4. Experiment with Protective Styles
Protective styles can be a great way to manage your natural hair. From braids to wigs, these styles can promote hair growth, prevent breakage and reduce damage. Plus, it’s a style you can rock in any season for up to 4 weeks. If you want to experiment with protective styles, make sure you’re doing nourishing and conditioning your hair (especially your scalp) weekly.
5. Upgrade Your Night Routine
You didn’t think the washing and styling parts were it, right? Once you go natural, you have to change your sleeping habits in order to reduce frizz, damage and breakage. Swap out any cotton products for silk or satin accessories. We’re talking pillowcases, scrunchies and bonnets. If a nightcap isn’t your thing, there are plenty of hairstyles to keep your hair frizz and tangle-free.
6. Reduce Heat Usage
Heat tools can be the main culprit in split ends and damage. Try reducing your heat usage and opt to air-drying your hair instead. If that’s not an option, use a heat protectant before applying the heat tool at the lowest temperature.
7. Trim Your Hair Regularly
Say goodbye to split ends. Monitor your hair growth by staying on top of your trims. Branch recommends having an open conversation with your hairstylist on how often you should trim your ends and how to maintain your cut after the appointment. If you rather do the trim at home, here’s a step-by-step to get you started.
8. Invest in a Salon Visit
Get all your questions answered by a professional. Book an appointment at a salon that specializes in natural hair and learn how they’ll work with your hair. “It’s important to speak openly with your stylist to first and foremost get the foundation established—how often do you need a cut, how often should it be deep treated based off of condition, what are the best styling products based off of your hair type,” said Branch. “Whether getting a cut, color or chemical treatment, your main job is to keep hair healthy between salon visits by keeping it moisturized and avoiding excessive heat. That way, the next time you see your stylist, there is a lesser need for a deep treatment or an excessive cut since it’s not in a damaged state.”

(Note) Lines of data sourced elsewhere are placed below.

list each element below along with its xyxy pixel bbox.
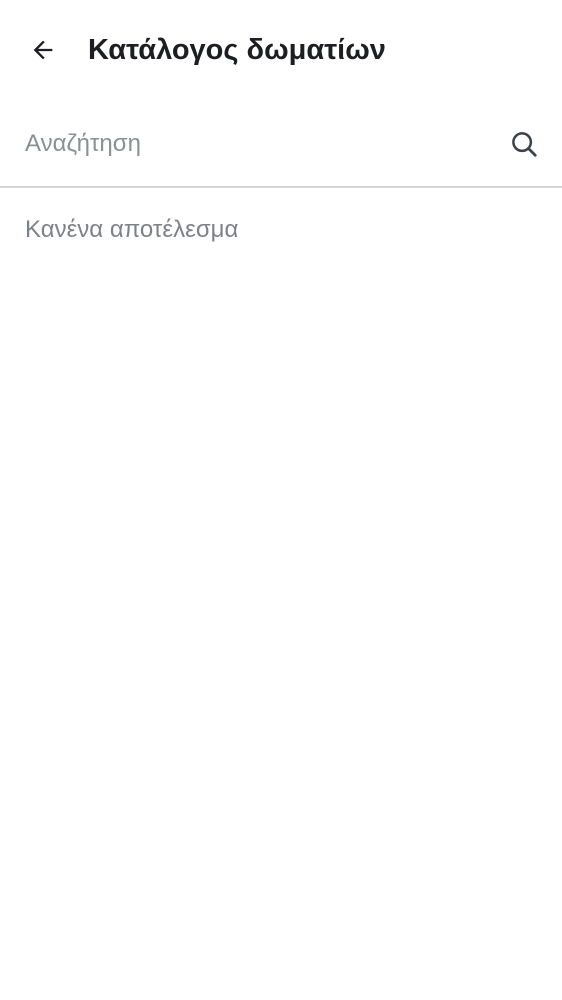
search-bar — [0, 102, 562, 188]
back-button[interactable] — [19, 26, 67, 74]
app-bar: Κατάλογος δωματίων — [0, 0, 562, 100]
arrow-left-icon — [33, 40, 53, 60]
page-title: Κατάλογος δωματίων — [88, 34, 386, 66]
search-icon[interactable] — [504, 124, 544, 164]
magnifier-glyph — [512, 132, 537, 157]
empty-results-message: Κανένα αποτέλεσμα — [25, 216, 239, 243]
search-input[interactable] — [25, 124, 485, 164]
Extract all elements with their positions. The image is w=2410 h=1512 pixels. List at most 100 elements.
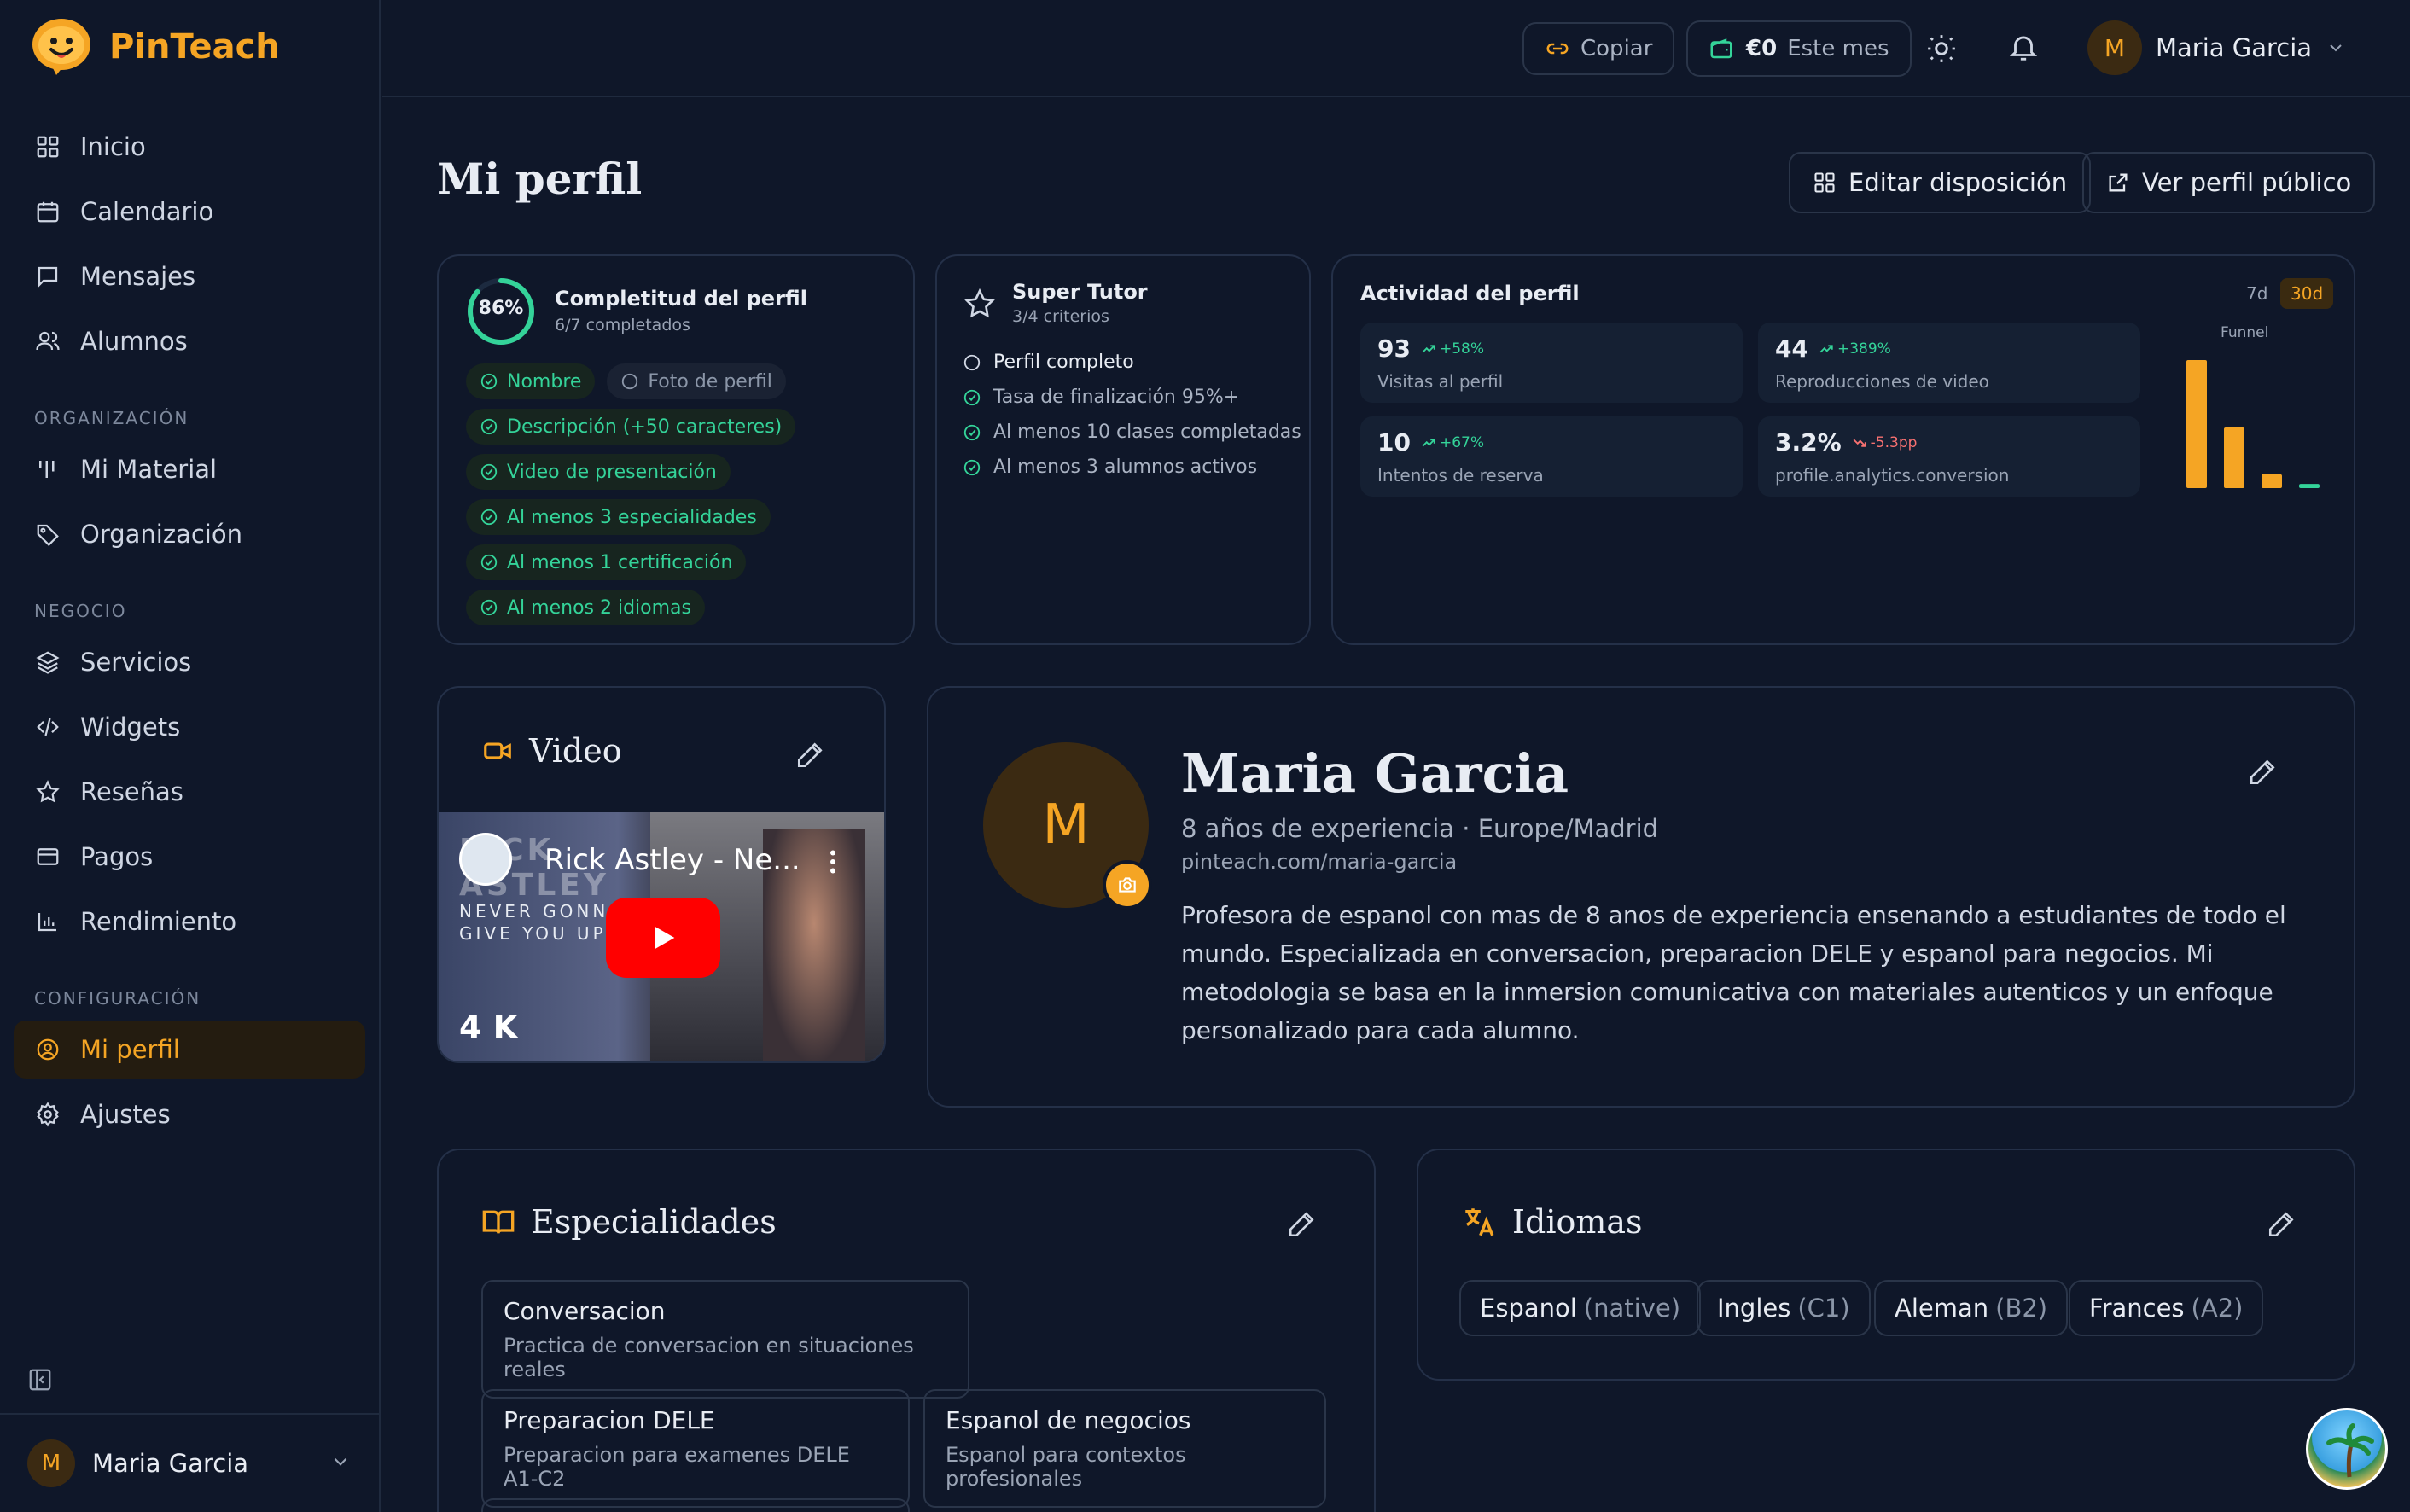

A few things to keep in mind
Don’t stress yourself out trying to check off everything on the list. Your journey can be ever evolving. It’s important to take note of your hair changes and be flexible with your routine. “Many people think dealing with natural hair is easy, when in fact it is very manual and requires a lot of patience. Fortunately, the payoff is splendid in that you have hair in its strongest state,” said Branch.